Lavinia, c'est la femme d'Enée, qui est à peine évoquée dans l'épopée de Virgile. S'inspirant de la fin de L'énéide, Ursula K. Le Guin imagine quel genre de personnage aurait pu être cette femme.
C'est un roman bien documenté, mais ne cherchant pas, de l'aveu de l'auteure elle-même, la vérité de la reconstitution historique. Après tout le livre de Virgile fantasme lui-même un é qui n'a jamais existé!
Lavinia a rencontré l'ombre de Virgile : elle se sait donc un personnage de fiction. Elle connaît ce qui s'apparente à son destin (c'est écrit, dans les deux cas), mais sait également combien son existence reste encore à construire. De cette indécision elle fait une force. Elle choisit d'accompagner son destin, de le choisir librement et de tout faire pour qu'il advienne, et qu'elle puisse en retirer son bonheur. Elle qui vit dans un monde régit par les hommes en retire une force inédite. Celle du roseau plutôt que du chêne. Elle qui s'imagine plutôt comme le chêne sait ployer face à la fatalité et y survivra, y trouvera son compte même, contrairement à Turnus qui doit savoir, lui aussi, son destin, mais se démène pour n'en pas tenir compte, confiant dans sa force.
Lavinia est promise à Turnus, qui la regardait déjà avec concupiscence quand elle n'était qu'une enfant, et son peuple ne comprend pas qu'elle lui préfère un étranger, venu d'un pays lointain dont nul n'avait entendu parler. Sa mère, la tante de Turnus, et amoureuse de lui, fera tout ce qui est en son pouvoir pour l'unir à cet homme qu'elle n'aime pas. Connaissant le destin qui doit lui échoir, Lavinia le précipite en demandant à son père de consulter l'oracle. Ainsi, sa rencontre avec le poète lui permet de faire advenir l'histoire selon ses propres souhaits, elle en devient actrice à part entière.
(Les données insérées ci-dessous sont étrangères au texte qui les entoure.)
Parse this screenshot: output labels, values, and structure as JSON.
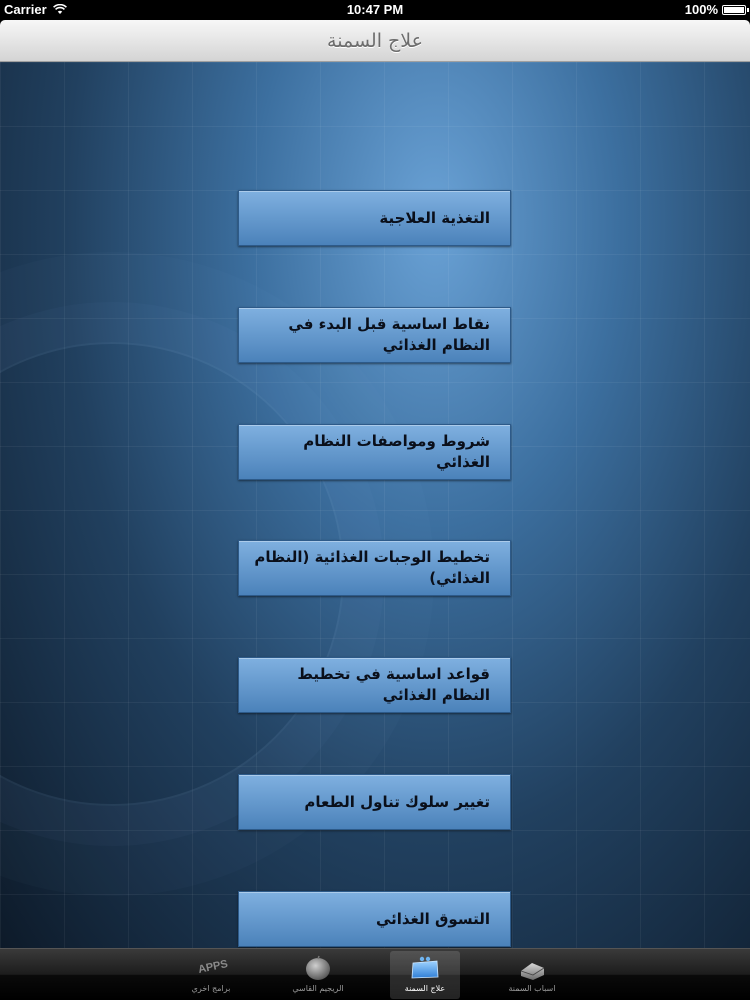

On voit le propos féministe d'Ursula K. Le Guin, présentant Lavinia comme une femme discrète, mais sachant des armes à sa disposition. Elle a une nette conscience politique, elle refuse de se laisser impressionner, que ce soit par Turnus, ou plus tard par Ascanius, le fils d'Enée, son jugement sur ceux qu'elle est amenée à côtoyer est lucide. Elle est bien décidée à écrire sa propre histoire, puisque le poète lui a laissé en cela toute latitude, et même elle espère changer le cours de celle déjà établie, bien qu'elle ne pense pas y parvenir.
C'est donc le très beau portrait d'une femme, résiliente et déterminée, que nous offre Lavinia, dernier roman de cette grande dame de l'imaginaire qu'était Ursula K. Le guin.